As a person of color, I’d like toss in my two cents.
I’d like other Asians to toss in their two cents because I’ve personally experienced racism and I know what I’ve encountered is not half as bad as what blacks encounter in the US. I’m not discounting what whites have to say on that issue, but it is remarkable the number of whites conservatives that pretend that racism isn’t an issue. Just because you say you aren’t a racist doesn’t make it true. And it’s not a strawman argument when one initiates a debate with a comment that the left wing loves melanin to examine the possible corollary, that the right wing hates it.
First off, in another thread here, I had to respond when someone mocked Obama for being editor of the Harvard Law Review when that same person was willing to vote for someone who scraped by with gentlemen’s Cs while in school. Why does a black who does well in school get called out possibly on affirmative action grounds but some white who is an obvious legacy candidate gets a pass for doing poorly in school?

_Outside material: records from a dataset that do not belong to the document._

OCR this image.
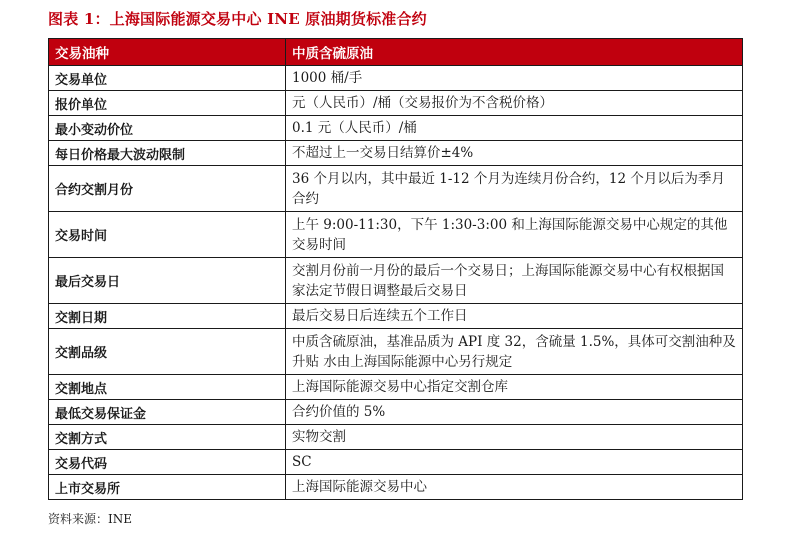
图表 1：上海国际能源交易中心 INE 原油期货标准合约
交易油种	中质含硫原油
交易单位	1000 桶/手
报价单位	元（人民币）/桶（交易报价为不含税价格）
最小变动价位	0.1 元（人民币）/桶
每日价格最大波动限制	不超过上一交易日结算价±4%
合约交割月份	36 个月以内，其中最近 1-12 个月为连续月份合约，12 个月以后为季月合约
交易时间	上午 9:00-11:30，下午 1:30-3:00 和上海国际能源交易中心规定的其他交易时间
最后交易日	交割月份前一月份的最后一个交易日；上海国际能源交易中心有权根据国家法定节假日调整最后交易日
交割日期	最后交易日后连续五个工作日
交割品级	中质含硫原油，基准品质为 API 度 32，含硫量 1.5%，具体可交割油种及升贴 水由上海国际能源中心另行规定
交割地点	上海国际能源交易中心指定交割仓库
最低交易保证金	合约价值的 5%
交割方式	实物交割
交易代码	SC
上市交易所	上海国际能源交易中心
资料来源：INE
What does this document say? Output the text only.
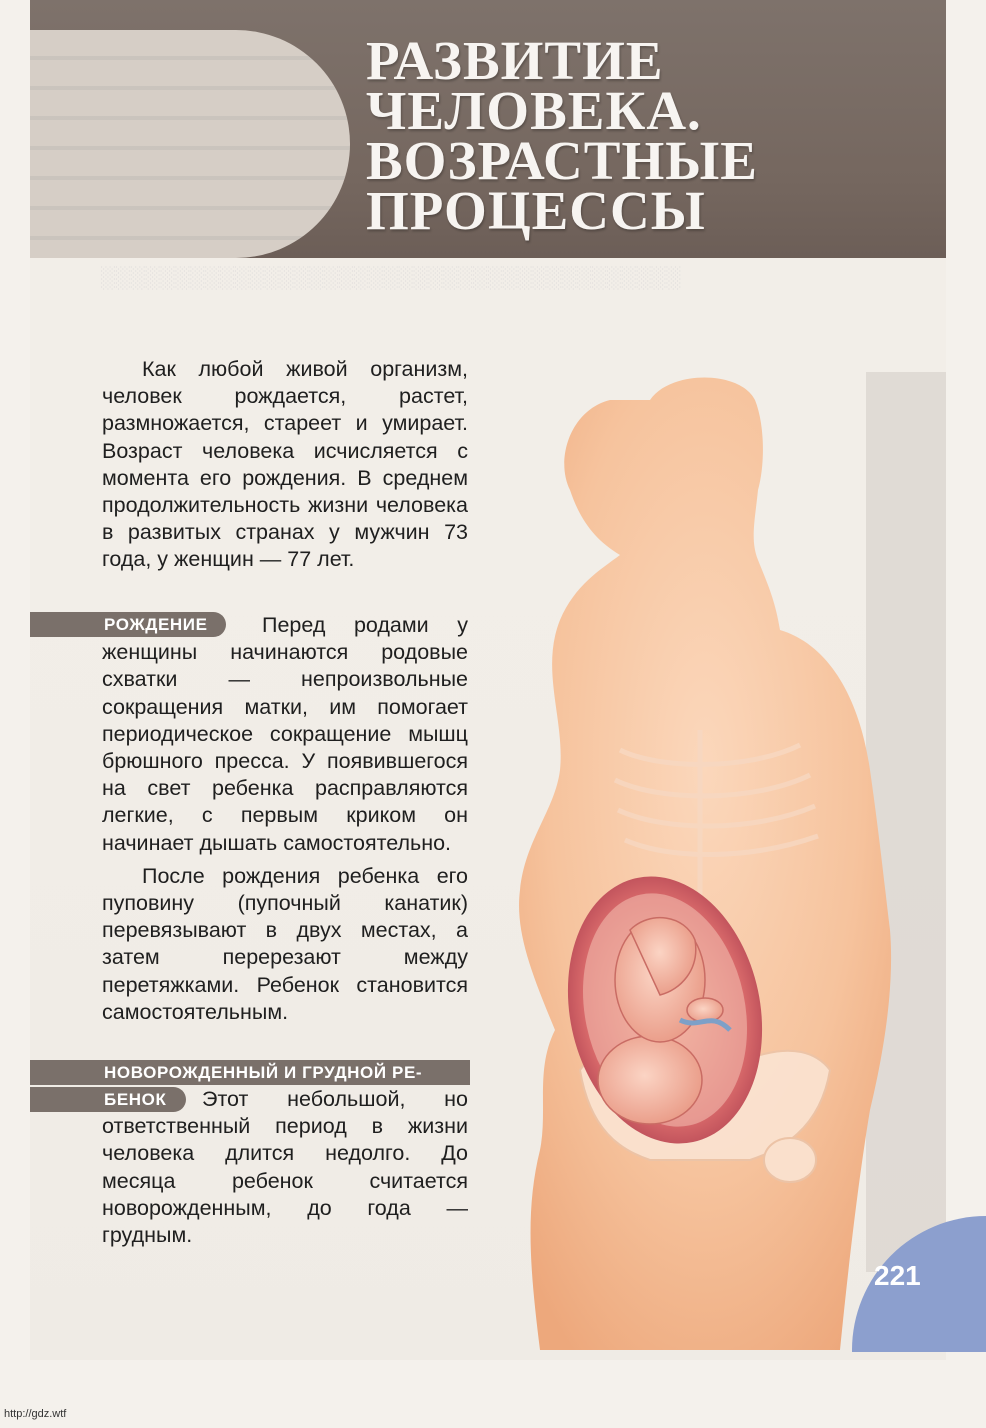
░░░░░░░░░░░░░░░░░░░░░░░░░░░░░░░░░░░░░░░
РАЗВИТИЕ
ЧЕЛОВЕКА.
ВОЗРАСТНЫЕ
ПРОЦЕССЫ

Как любой живой организм, человек рождается, растет, размножается, стареет и умирает. Возраст человека исчисляется с момента его рождения. В среднем продолжительность жизни человека в развитых странах у мужчин 73 года, у женщин — 77 лет.

РОЖДЕНИЕ	Перед родами у женщины начинаются родовые схватки — непроизвольные сокращения матки, им помогает периодическое сокращение мышц брюшного пресса. У появившегося на свет ребенка расправляются легкие, с первым криком он начинает дышать самостоятельно.

После рождения ребенка его пуповину (пупочный канатик) перевязывают в двух местах, а затем перерезают между перетяжками. Ребенок становится самостоятельным.

НОВОРОЖДЕННЫЙ И ГРУДНОЙ РЕ-
БЕНОК	Этот небольшой, но ответственный период в жизни человека длится недолго. До месяца ребенок считается новорожденным, до года — грудным.

221
http://gdz.wtf
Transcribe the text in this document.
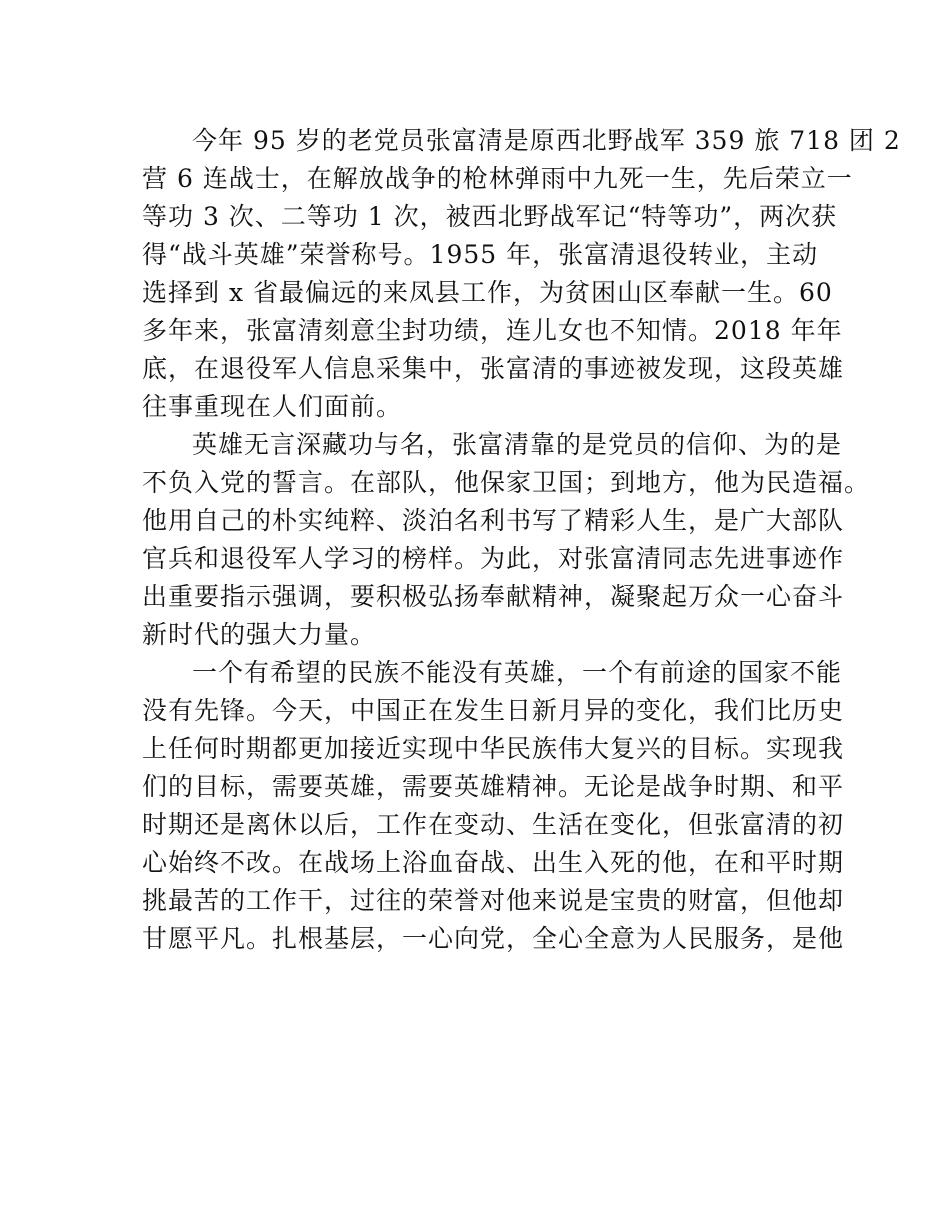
今年 95 岁的老党员张富清是原西北野战军 359 旅 718 团 2
营 6 连战士，在解放战争的枪林弹雨中九死一生，先后荣立一
等功 3 次、二等功 1 次，被西北野战军记“特等功”，两次获
得“战斗英雄”荣誉称号。1955 年，张富清退役转业，主动
选择到 x 省最偏远的来凤县工作，为贫困山区奉献一生。60
多年来，张富清刻意尘封功绩，连儿女也不知情。2018 年年
底，在退役军人信息采集中，张富清的事迹被发现，这段英雄
往事重现在人们面前。
英雄无言深藏功与名，张富清靠的是党员的信仰、为的是
不负入党的誓言。在部队，他保家卫国；到地方，他为民造福。
他用自己的朴实纯粹、淡泊名利书写了精彩人生，是广大部队
官兵和退役军人学习的榜样。为此，对张富清同志先进事迹作
出重要指示强调，要积极弘扬奉献精神，凝聚起万众一心奋斗
新时代的强大力量。
一个有希望的民族不能没有英雄，一个有前途的国家不能
没有先锋。今天，中国正在发生日新月异的变化，我们比历史
上任何时期都更加接近实现中华民族伟大复兴的目标。实现我
们的目标，需要英雄，需要英雄精神。无论是战争时期、和平
时期还是离休以后，工作在变动、生活在变化，但张富清的初
心始终不改。在战场上浴血奋战、出生入死的他，在和平时期
挑最苦的工作干，过往的荣誉对他来说是宝贵的财富，但他却
甘愿平凡。扎根基层，一心向党，全心全意为人民服务，是他
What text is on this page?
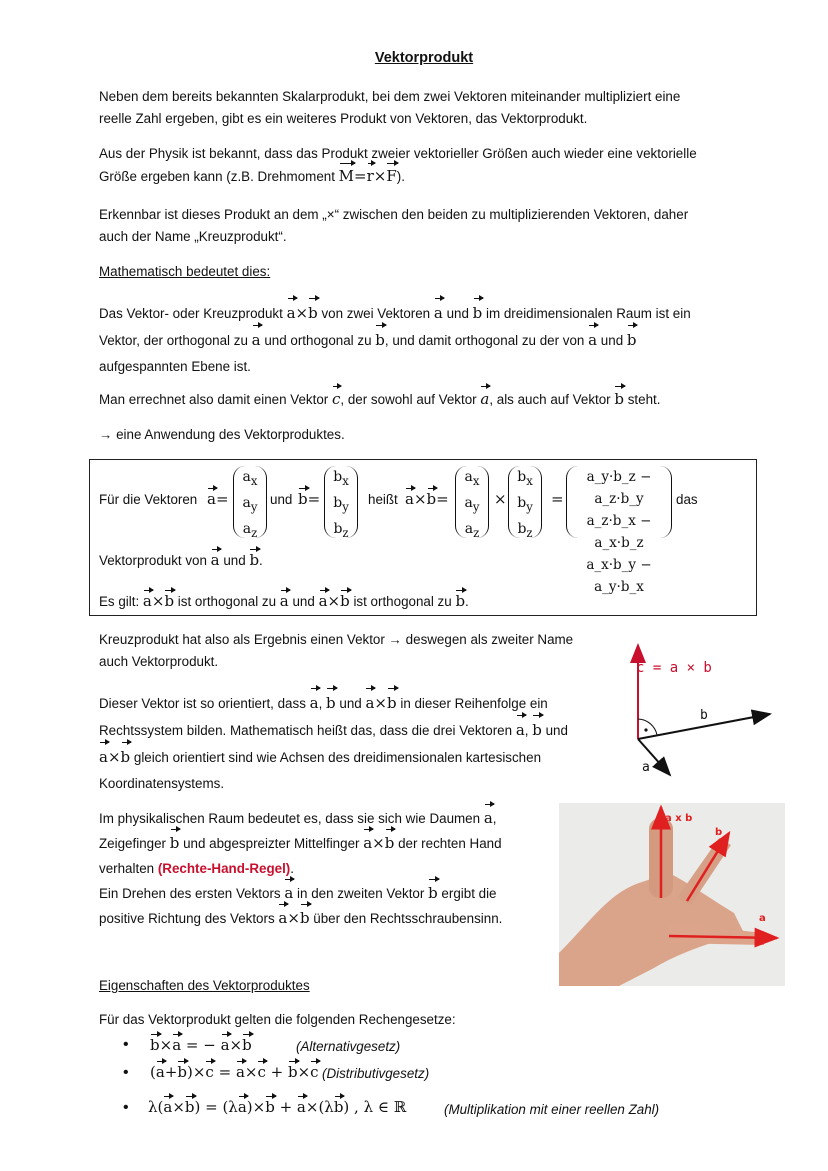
Vektorprodukt
Neben dem bereits bekannten Skalarprodukt, bei dem zwei Vektoren miteinander multipliziert eine
reelle Zahl ergeben, gibt es ein weiteres Produkt von Vektoren, das Vektorprodukt.
Aus der Physik ist bekannt, dass das Produkt zweier vektorieller Größen auch wieder eine vektorielle
Größe ergeben kann (z.B. Drehmoment M=r×F).
Erkennbar ist dieses Produkt an dem „×“ zwischen den beiden zu multiplizierenden Vektoren, daher
auch der Name „Kreuzprodukt“.
Mathematisch bedeutet dies:
Das Vektor- oder Kreuzprodukt a×b von zwei Vektoren a und b im dreidimensionalen Raum ist ein
Vektor, der orthogonal zu a und orthogonal zu b, und damit orthogonal zu der von a und b
aufgespannten Ebene ist.
Man errechnet also damit einen Vektor c, der sowohl auf Vektor a, als auch auf Vektor b steht.
→ eine Anwendung des Vektorproduktes.
Für die Vektoren a=
$a_x$
$a_y$
$a_z$
und b=
$b_x$
$b_y$
$b_z$
heißt a×b=
$a_x$
$a_y$
$a_z$
×
$b_x$
$b_y$
$b_z$
=
a_y·b_z − a_z·b_y
a_z·b_x − a_x·b_z
a_x·b_y − a_y·b_x
das
Vektorprodukt von a und b.
Es gilt: a×b ist orthogonal zu a und a×b ist orthogonal zu b.
Kreuzprodukt hat also als Ergebnis einen Vektor → deswegen als zweiter Name
auch Vektorprodukt.
Dieser Vektor ist so orientiert, dass a, b und a×b in dieser Reihenfolge ein
Rechtssystem bilden. Mathematisch heißt das, dass die drei Vektoren a, b und
a×b gleich orientiert sind wie Achsen des dreidimensionalen kartesischen
Koordinatensystems.
c = a × b
b
a
Im physikalischen Raum bedeutet es, dass sie sich wie Daumen a,
Zeigefinger b und abgespreizter Mittelfinger a×b der rechten Hand
verhalten (Rechte-Hand-Regel).
Ein Drehen des ersten Vektors a in den zweiten Vektor b ergibt die
positive Richtung des Vektors a×b über den Rechtsschraubensinn.
a x b
b
a
Eigenschaften des Vektorproduktes
Für das Vektorprodukt gelten die folgenden Rechengesetze:
• b×a = − a×b	(Alternativgesetz)
• (a+b)×c = a×c + b×c (Distributivgesetz)
• λ(a×b) = (λa)×b + a×(λb) , λ ∈ ℝ	(Multiplikation mit einer reellen Zahl)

As for “isolated” instances of racism, how many personal experiences does someone have to experience to determine that our society isn’t color-blind? 5, 10, 15, 50? As I’ve grown older and moved from the Deep South to California, my personal experiences with racism have diminished, but is that a function of overall society or me moving to a more diverse part of the country and my work/personal group being composed entirely of folks with graduate degrees?
I don’t know the answer, but let’s just say I was shocked to see an Indian Sikh colleague of mine called a sand nigger back in 2003 when he and I were on the campus of a North Carolina public university to give a presentation. I guess the anti-PC folks would claim that it’s just free speech and not a hate issue, but I guess you just had to be there.